Avant de décrire une architecture, il faut se demander: “Qu’est ce qui est important ? “, car l’architecture concerne les choses importantes. Peu importe ce que c’est.»

#Rôle de l’architecte.

Si l’architecture représente les choses importantes, alors l’architecte est la personne (ou les personnes) qui se préoccupent des choses importantes. Nous arrivons ici à la différence entre l’architecte de ‘Matrix Reloaded’ et le style d’architecte qu’est David Rice.

L’«Architectus Reloadus» est une personne qui prend toutes les décisions importantes. Il fait ça parce qu’il pense qu’il ne faut qu’un seul esprit pour assurer l’intégrité d’un système. Peut-être aussi parce qu’il pense que les membres de l’équipe n’ont pas suffisamment de compétences pour prendre ces décisions et qu’elles doivent se prendre tôt pour que chacun ait un plan à suivre.

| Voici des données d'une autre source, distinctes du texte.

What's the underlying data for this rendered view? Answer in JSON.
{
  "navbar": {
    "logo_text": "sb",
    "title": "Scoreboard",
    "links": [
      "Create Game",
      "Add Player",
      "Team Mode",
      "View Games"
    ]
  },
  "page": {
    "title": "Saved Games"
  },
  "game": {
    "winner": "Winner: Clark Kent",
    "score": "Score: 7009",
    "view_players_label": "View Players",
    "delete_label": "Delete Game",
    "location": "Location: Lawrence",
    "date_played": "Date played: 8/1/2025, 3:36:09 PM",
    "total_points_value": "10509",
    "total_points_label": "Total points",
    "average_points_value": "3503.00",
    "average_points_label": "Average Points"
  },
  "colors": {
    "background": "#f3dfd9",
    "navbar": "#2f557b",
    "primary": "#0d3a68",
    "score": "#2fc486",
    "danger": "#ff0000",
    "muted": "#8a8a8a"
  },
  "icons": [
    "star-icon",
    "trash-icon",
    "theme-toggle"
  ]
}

L’«Architectus Oryzus» est un animal différent [3]. Ce type d’architecte doit être très conscient ce qui se passe sur le projet, dénichant les problèmes importants et les taclant avant qu’ils ne deviennent des problèmes sérieux. Quand je vois un architecte comme celui-là, la partie du travail la plus notable est une intense collaboration. Le matin, il programme avec un développeur, essayant de trouver du code à débloquer. L’après-midi, il participe à l’expression des besoins, expliquant aux utilisateurs les conséquences techniques de leurs idées dans des termes non techniques (comme le cout du développement par exemple).

De plein de façon, l’activité la plus importante d’Architectus Oryzus est de «mentorer» l’équipe de développement pour élever son niveau de façon à ce qu’elle puisse prendre des problèmes plus complexes. Améliorer les compétences d’une équipe donne à l’architecte un plus grand levier que d’être le seul à décider et ainsi courir le risque d’être un goulet d’étranglement. Ceci conduit à la règle satisfaisante que la valeur de l’architecte est inversement proportionnelle au nombre de décisions qu’il prend.

Le meilleur nom que l’on puisse lui donner c’est : un guide, comme dans l’alpinisme. Un guide est un membre de l’équipe plus expérimenté et compétent. Il enseigne aux autres comment se débrouiller par eux-mêmes tout en étant toujours là pour les choses vraiment difficiles.

#Le but ultime: se débarasser de l’architecture

Martin fowler ajoute une définition en partant d’une autre citée plus haut : “L’architecture est un ensemble de décisions de conception qui doivent être faites tôt dans le projet”. Pourquoi est-ce-que les gens ont besoin de faire des choix corrects dès le début d’un projet ? La raison c’est qu’ils perçoivent tout simplement ces décisions comme difficiles à changer. Ce qui amène à dire qu’on peut aussi définir l’architecture comme “l’ensemble des décisions difficiles à changer”.

Or dans le logiciel nous n’avons pas les mêmes contraintes que dans le monde physique. Nous pouvons trouver des solutions pour que les choses qui semblent difficiles à changer le soient moins. L’irréversibilité est le premier facteur de complexité et les méthodes agiles essaient de réduire la complexité en réduisant l’irréversibilité. Ainsi une des tâches les plus importantes de l’architecte est de trouver des moyens d’éliminer l’irréversibilité dans la conception des logiciels.

1: « Who Needs an Architect ?», par Martin fowler (Juillet/Août 2003)
2: Ralph Johnson est le co-auteur du livre "Design Patterns: Elements of Reusable Object-Oriented Software"
3: Oryzus est un mot latin qui signifie Riz en français. Riz se disant Rice en anglais, c'est un jeu de mot pour catégoriser les architectes comme David Rice.